[time-nuts] FE-5680A's suitability for use as a 10 MHz reference for microwave transverters

Rob Kimberley robkimberley at btinternet.com
Tue Feb 14 13:56:37 UTC 2012

Nice job!!


-----Original Message-----
From: time-nuts-bounces at febo.com [mailto:time-nuts-bounces at febo.com] On
Behalf Of C. Turner
Sent: 13 February 2012 21:03
To: time-nuts at febo.com
Subject: Re: [time-nuts] FE-5680A's suitability for use as a 10 MHz
reference for microwave transverters

Last week I noted that the FE-5680A's "barefoot" output was found to NOT be
a suitable 10 MHz reference for microwave transverters.  
Specifically, I tested it on two different 10 GHz transverters and found
there to be objectionable levels of "grunge" on signals caused by low-level
phase modulation internal to the '5680A and at 10 GHz the result of this
phase modulation was a racket of audible and subaudible noises on CW
carriers that made it difficult to find zero beat!  In comparison, the 10
MHz outputs of the Z3801, Isotemp VCXO and LPRO-101 yielded results at 10
GHz that were quite clean.  Related observations were also made by N8UR in
his web page comparing various units.

In order to clean up the output of the FE-5680A I did the obvious thing,
disciplining a homebrew VCXO to its output - details are found here:


While the comparison frequency is fairly high (1.25 MHz) the loop gain and
bandwidth are quite low so it's pretty much the Butler oscillator VCXO that
determines the phase noise of the 10 MHz output and I can't detect any
audible artifacts from the '5680A at all.  At the moment I don't have the
means of generating a "pristine" test signal at 10368 MHz, but from what I
can determine, the resulting CW notes from the transverter (being locked to
the "regenerated" output of the the '5680A) compared to the other 10 MHz
sources sound the same.  At some point I hope to do a more-detailed

Had I a low-noise "canned" 10 MHz VCXO around, I'd have probably used that
rather than go through the hassle of building the oscillator, but none of
the 10 MHz VCXOs that I *did* have on hand produced as good a CW note as the
Butler built around a cheap microprocessor-type crystal.  I also had on hand
some 10 MHz ovenized VCXOs which would have worked fine, but not only were
these too large to fit in the box, they would have added even more current
consumption to an already power-hungry frequency source - an important
consideration when operating from a battery!

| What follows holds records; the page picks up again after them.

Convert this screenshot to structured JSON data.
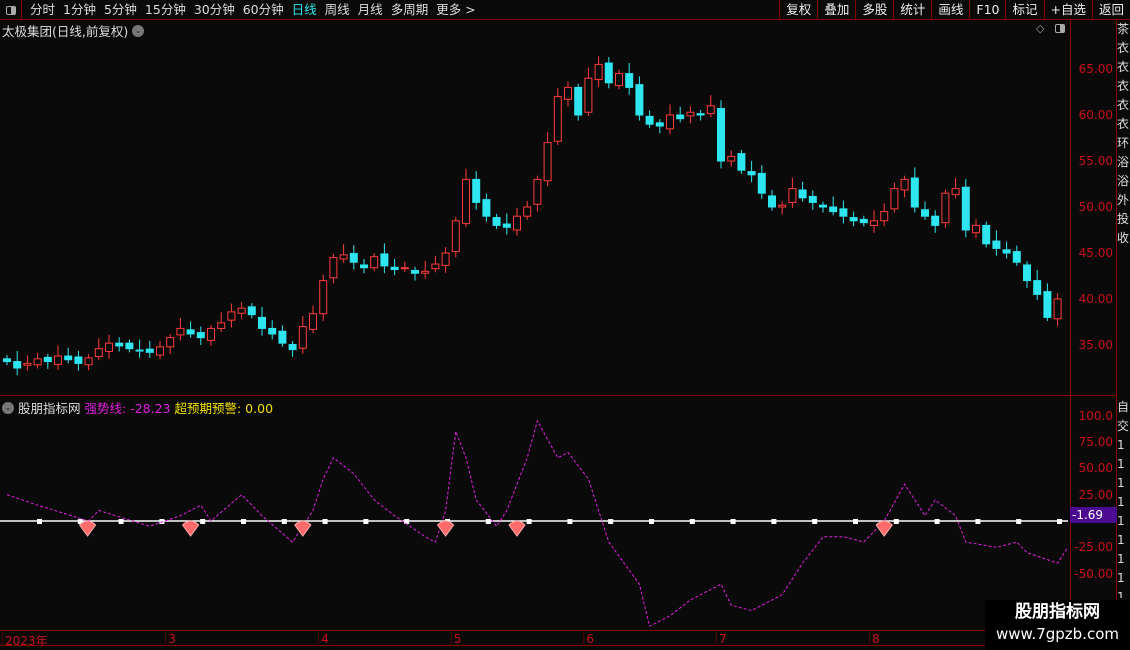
{
  "toolbar": {
    "periods": [
      "分时",
      "1分钟",
      "5分钟",
      "15分钟",
      "30分钟",
      "60分钟",
      "日线",
      "周线",
      "月线",
      "多周期",
      "更多 >"
    ],
    "active_period": "日线",
    "tools": [
      "复权",
      "叠加",
      "多股",
      "统计",
      "画线",
      "F10",
      "标记",
      "+自选",
      "返回"
    ]
  },
  "stock": {
    "title": "太极集团(日线,前复权)"
  },
  "price_axis": {
    "labels": [
      "65.00",
      "60.00",
      "55.00",
      "50.00",
      "45.00",
      "40.00",
      "35.00"
    ],
    "values": [
      65,
      60,
      55,
      50,
      45,
      40,
      35
    ]
  },
  "indicator": {
    "name": "股朋指标网",
    "line1_label": "强势线: -28.23",
    "line2_label": "超预期预警: 0.00",
    "current_value": "-1.69",
    "axis_labels": [
      "100.0",
      "75.00",
      "50.00",
      "25.00",
      "-25.00",
      "-50.00"
    ],
    "axis_values": [
      100,
      75,
      50,
      25,
      -25,
      -50
    ],
    "colors": {
      "line": "#e020e0",
      "label1": "#e020e0",
      "label2": "#f0e000"
    }
  },
  "x_axis": {
    "labels": [
      {
        "text": "2023年",
        "index": 0
      },
      {
        "text": "3",
        "index": 16
      },
      {
        "text": "4",
        "index": 31
      },
      {
        "text": "5",
        "index": 44
      },
      {
        "text": "6",
        "index": 57
      },
      {
        "text": "7",
        "index": 70
      },
      {
        "text": "8",
        "index": 85
      }
    ]
  },
  "right_panel": {
    "chars": "茶衣衣衣衣衣环浴浴外投收",
    "chars2": "自交1111111111"
  },
  "watermark": {
    "line1": "股朋指标网",
    "line2": "www.7gpzb.com"
  },
  "chart_data": {
    "type": "candlestick",
    "closes": [
      33.2,
      32.5,
      33,
      33.5,
      33.2,
      33.8,
      33.4,
      33,
      33.6,
      34.6,
      35.2,
      34.9,
      34.6,
      34.4,
      34.2,
      34.8,
      35.8,
      36.8,
      36.2,
      35.8,
      36.8,
      37.4,
      38.6,
      39,
      38.3,
      36.8,
      36.2,
      35.2,
      34.5,
      37,
      38.4,
      42,
      44.5,
      44.8,
      44,
      43.4,
      44.6,
      43.6,
      43.2,
      43.4,
      42.8,
      43,
      43.8,
      45,
      48.5,
      53,
      50.5,
      49,
      48,
      47.8,
      49,
      50,
      53,
      57,
      62,
      63,
      60,
      64,
      65.5,
      63.5,
      64.5,
      63,
      60,
      59,
      58.8,
      60,
      59.6,
      60.3,
      60,
      61,
      55,
      55.5,
      54,
      53.5,
      51.5,
      50,
      50.2,
      52,
      51,
      50.5,
      50,
      49.5,
      49,
      48.5,
      48.3,
      48.5,
      49.5,
      52,
      53,
      50,
      49,
      48,
      51.5,
      52,
      47.5,
      48,
      46,
      45.5,
      45,
      44,
      42,
      40.5,
      38,
      40
    ],
    "indicator_series": [
      [
        0,
        25
      ],
      [
        3,
        15
      ],
      [
        8,
        0
      ],
      [
        9,
        10
      ],
      [
        14,
        -5
      ],
      [
        17,
        5
      ],
      [
        19,
        15
      ],
      [
        20,
        0
      ],
      [
        23,
        25
      ],
      [
        25,
        5
      ],
      [
        28,
        -20
      ],
      [
        30,
        10
      ],
      [
        31,
        40
      ],
      [
        32,
        60
      ],
      [
        34,
        45
      ],
      [
        36,
        20
      ],
      [
        38,
        5
      ],
      [
        41,
        -15
      ],
      [
        42,
        -20
      ],
      [
        43,
        10
      ],
      [
        44,
        85
      ],
      [
        45,
        60
      ],
      [
        46,
        20
      ],
      [
        48,
        -5
      ],
      [
        49,
        10
      ],
      [
        51,
        60
      ],
      [
        52,
        95
      ],
      [
        54,
        60
      ],
      [
        55,
        65
      ],
      [
        57,
        40
      ],
      [
        59,
        -20
      ],
      [
        62,
        -60
      ],
      [
        63,
        -100
      ],
      [
        65,
        -90
      ],
      [
        67,
        -75
      ],
      [
        70,
        -60
      ],
      [
        71,
        -80
      ],
      [
        73,
        -85
      ],
      [
        75,
        -75
      ],
      [
        76,
        -70
      ],
      [
        78,
        -40
      ],
      [
        80,
        -15
      ],
      [
        82,
        -15
      ],
      [
        84,
        -20
      ],
      [
        86,
        0
      ],
      [
        88,
        35
      ],
      [
        90,
        5
      ],
      [
        91,
        20
      ],
      [
        93,
        5
      ],
      [
        94,
        -20
      ],
      [
        97,
        -25
      ],
      [
        99,
        -20
      ],
      [
        100,
        -30
      ],
      [
        103,
        -40
      ],
      [
        104,
        -25
      ]
    ],
    "signal_indices": [
      8,
      18,
      29,
      43,
      50,
      86
    ],
    "zero_marker_every": 4,
    "price_range": [
      31,
      69
    ],
    "indicator_range": [
      -105,
      110
    ]
  }
}
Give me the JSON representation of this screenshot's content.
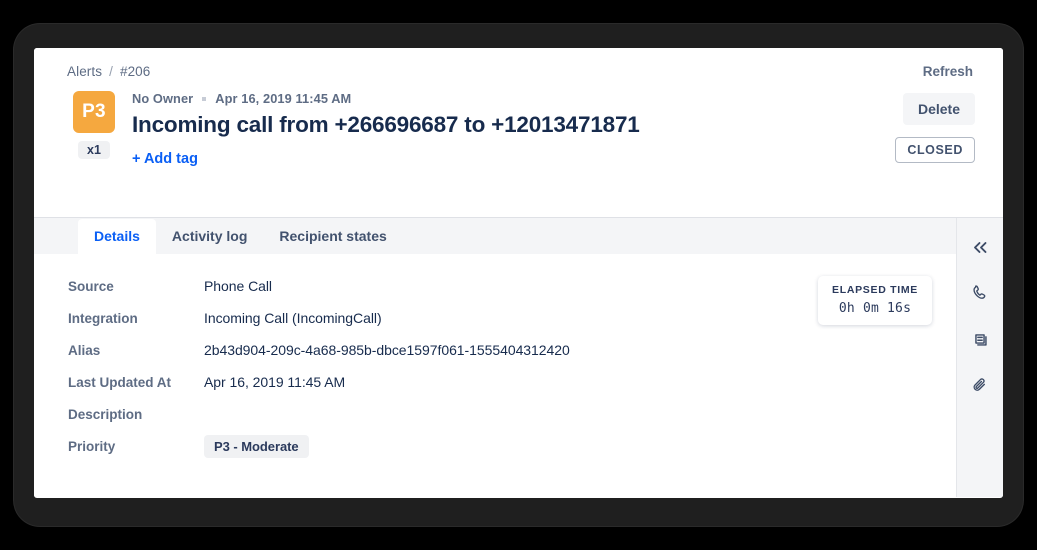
{
  "breadcrumb": {
    "root": "Alerts",
    "separator": "/",
    "current": "#206"
  },
  "header": {
    "priority_badge": "P3",
    "count_badge": "x1",
    "owner": "No Owner",
    "timestamp": "Apr 16, 2019 11:45 AM",
    "title": "Incoming call from +266696687 to +12013471871",
    "add_tag_label": "+ Add tag",
    "refresh_label": "Refresh",
    "delete_label": "Delete",
    "status_label": "CLOSED"
  },
  "tabs": [
    {
      "label": "Details",
      "active": true
    },
    {
      "label": "Activity log",
      "active": false
    },
    {
      "label": "Recipient states",
      "active": false
    }
  ],
  "details": {
    "fields": [
      {
        "label": "Source",
        "value": "Phone Call",
        "chip": false
      },
      {
        "label": "Integration",
        "value": "Incoming Call (IncomingCall)",
        "chip": false
      },
      {
        "label": "Alias",
        "value": "2b43d904-209c-4a68-985b-dbce1597f061-1555404312420",
        "chip": false
      },
      {
        "label": "Last Updated At",
        "value": "Apr 16, 2019 11:45 AM",
        "chip": false
      },
      {
        "label": "Description",
        "value": "",
        "chip": false
      },
      {
        "label": "Priority",
        "value": "P3 - Moderate",
        "chip": true
      }
    ]
  },
  "elapsed_time": {
    "title": "ELAPSED TIME",
    "value": "0h 0m  16s"
  },
  "icon_rail": [
    {
      "name": "collapse-panel",
      "icon": "chevron-double-left-icon"
    },
    {
      "name": "call",
      "icon": "phone-icon"
    },
    {
      "name": "notes",
      "icon": "notes-icon"
    },
    {
      "name": "attachments",
      "icon": "paperclip-icon"
    }
  ],
  "colors": {
    "priority_orange": "#f5a83f",
    "link_blue": "#0a5ff5",
    "text_dark": "#172b4d",
    "text_muted": "#5e6c84",
    "strip_gray": "#f4f5f7"
  }
}
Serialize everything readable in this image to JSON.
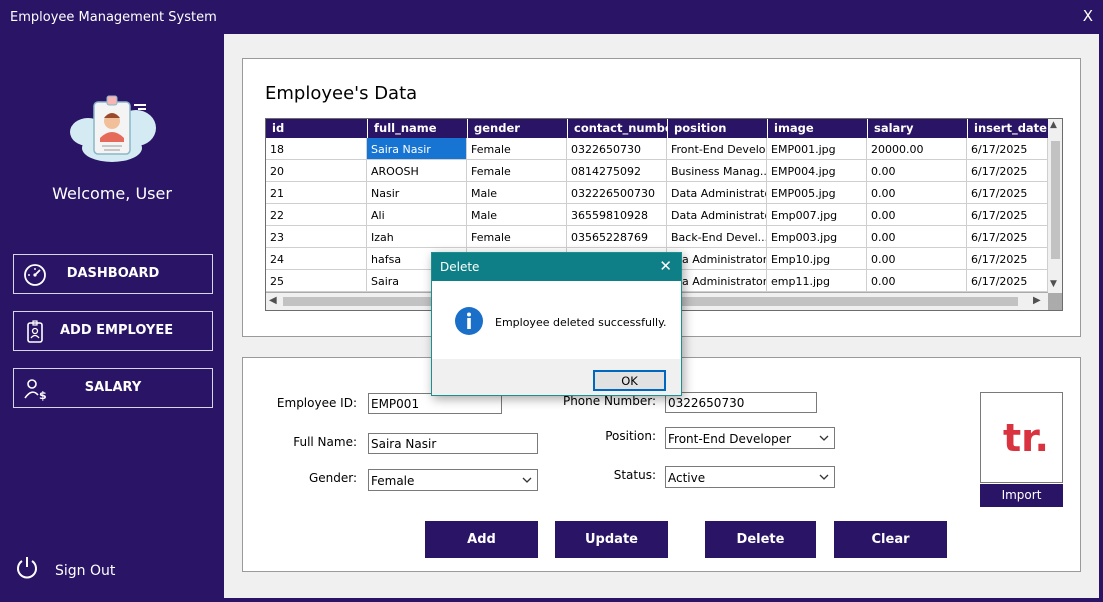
{
  "window": {
    "title": "Employee Management System",
    "close_glyph": "X"
  },
  "sidebar": {
    "welcome": "Welcome, User",
    "nav": [
      {
        "label": "DASHBOARD",
        "icon": "gauge-icon"
      },
      {
        "label": "ADD EMPLOYEE",
        "icon": "id-badge-icon"
      },
      {
        "label": "SALARY",
        "icon": "user-salary-icon"
      }
    ],
    "signout": {
      "label": "Sign Out",
      "icon": "power-icon"
    }
  },
  "data_panel": {
    "title": "Employee's Data",
    "columns": [
      "id",
      "full_name",
      "gender",
      "contact_number",
      "position",
      "image",
      "salary",
      "insert_date"
    ],
    "rows": [
      [
        "18",
        "Saira Nasir",
        "Female",
        "0322650730",
        "Front-End Develo...",
        "EMP001.jpg",
        "20000.00",
        "6/17/2025"
      ],
      [
        "20",
        "AROOSH",
        "Female",
        "0814275092",
        "Business Manag...",
        "EMP004.jpg",
        "0.00",
        "6/17/2025"
      ],
      [
        "21",
        "Nasir",
        "Male",
        "032226500730",
        "Data Administrator",
        "EMP005.jpg",
        "0.00",
        "6/17/2025"
      ],
      [
        "22",
        "Ali",
        "Male",
        "36559810928",
        "Data Administrator",
        "Emp007.jpg",
        "0.00",
        "6/17/2025"
      ],
      [
        "23",
        "Izah",
        "Female",
        "03565228769",
        "Back-End Devel...",
        "Emp003.jpg",
        "0.00",
        "6/17/2025"
      ],
      [
        "24",
        "hafsa",
        "",
        "",
        "ata Administrator",
        "Emp10.jpg",
        "0.00",
        "6/17/2025"
      ],
      [
        "25",
        "Saira",
        "",
        "",
        "ata Administrator",
        "emp11.jpg",
        "0.00",
        "6/17/2025"
      ]
    ]
  },
  "form": {
    "employee_id_label": "Employee ID:",
    "employee_id_value": "EMP001",
    "full_name_label": "Full Name:",
    "full_name_value": "Saira Nasir",
    "gender_label": "Gender:",
    "gender_value": "Female",
    "phone_label": "Phone Number:",
    "phone_value": "0322650730",
    "position_label": "Position:",
    "position_value": "Front-End Developer",
    "status_label": "Status:",
    "status_value": "Active",
    "import_label": "Import",
    "photo_logo": "tr."
  },
  "actions": {
    "add": "Add",
    "update": "Update",
    "delete": "Delete",
    "clear": "Clear"
  },
  "dialog": {
    "title": "Delete",
    "message": "Employee deleted successfully.",
    "ok": "OK",
    "close_glyph": "✕",
    "icon": "info-icon"
  },
  "colors": {
    "brand": "#2a1466",
    "selection": "#1874d3",
    "dialog_header": "#0e7f86",
    "logo_red": "#d9333f"
  }
}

There are, no doubt, a number of ways one could do this same thing, but it's
clear that this simple of a circuit will do an admirable job of extracting
the frequency stability of the FE-5680A without the synthesis-related
artifacts.  Of course, the regenerated 10 MHz output will have a degree of
variable phase offset with respect to the '5680A's "barefoot" 10 MHz output
over varying conditions (such as temperature) but when used only as a
frequency reference these rather slow changes are unimportant.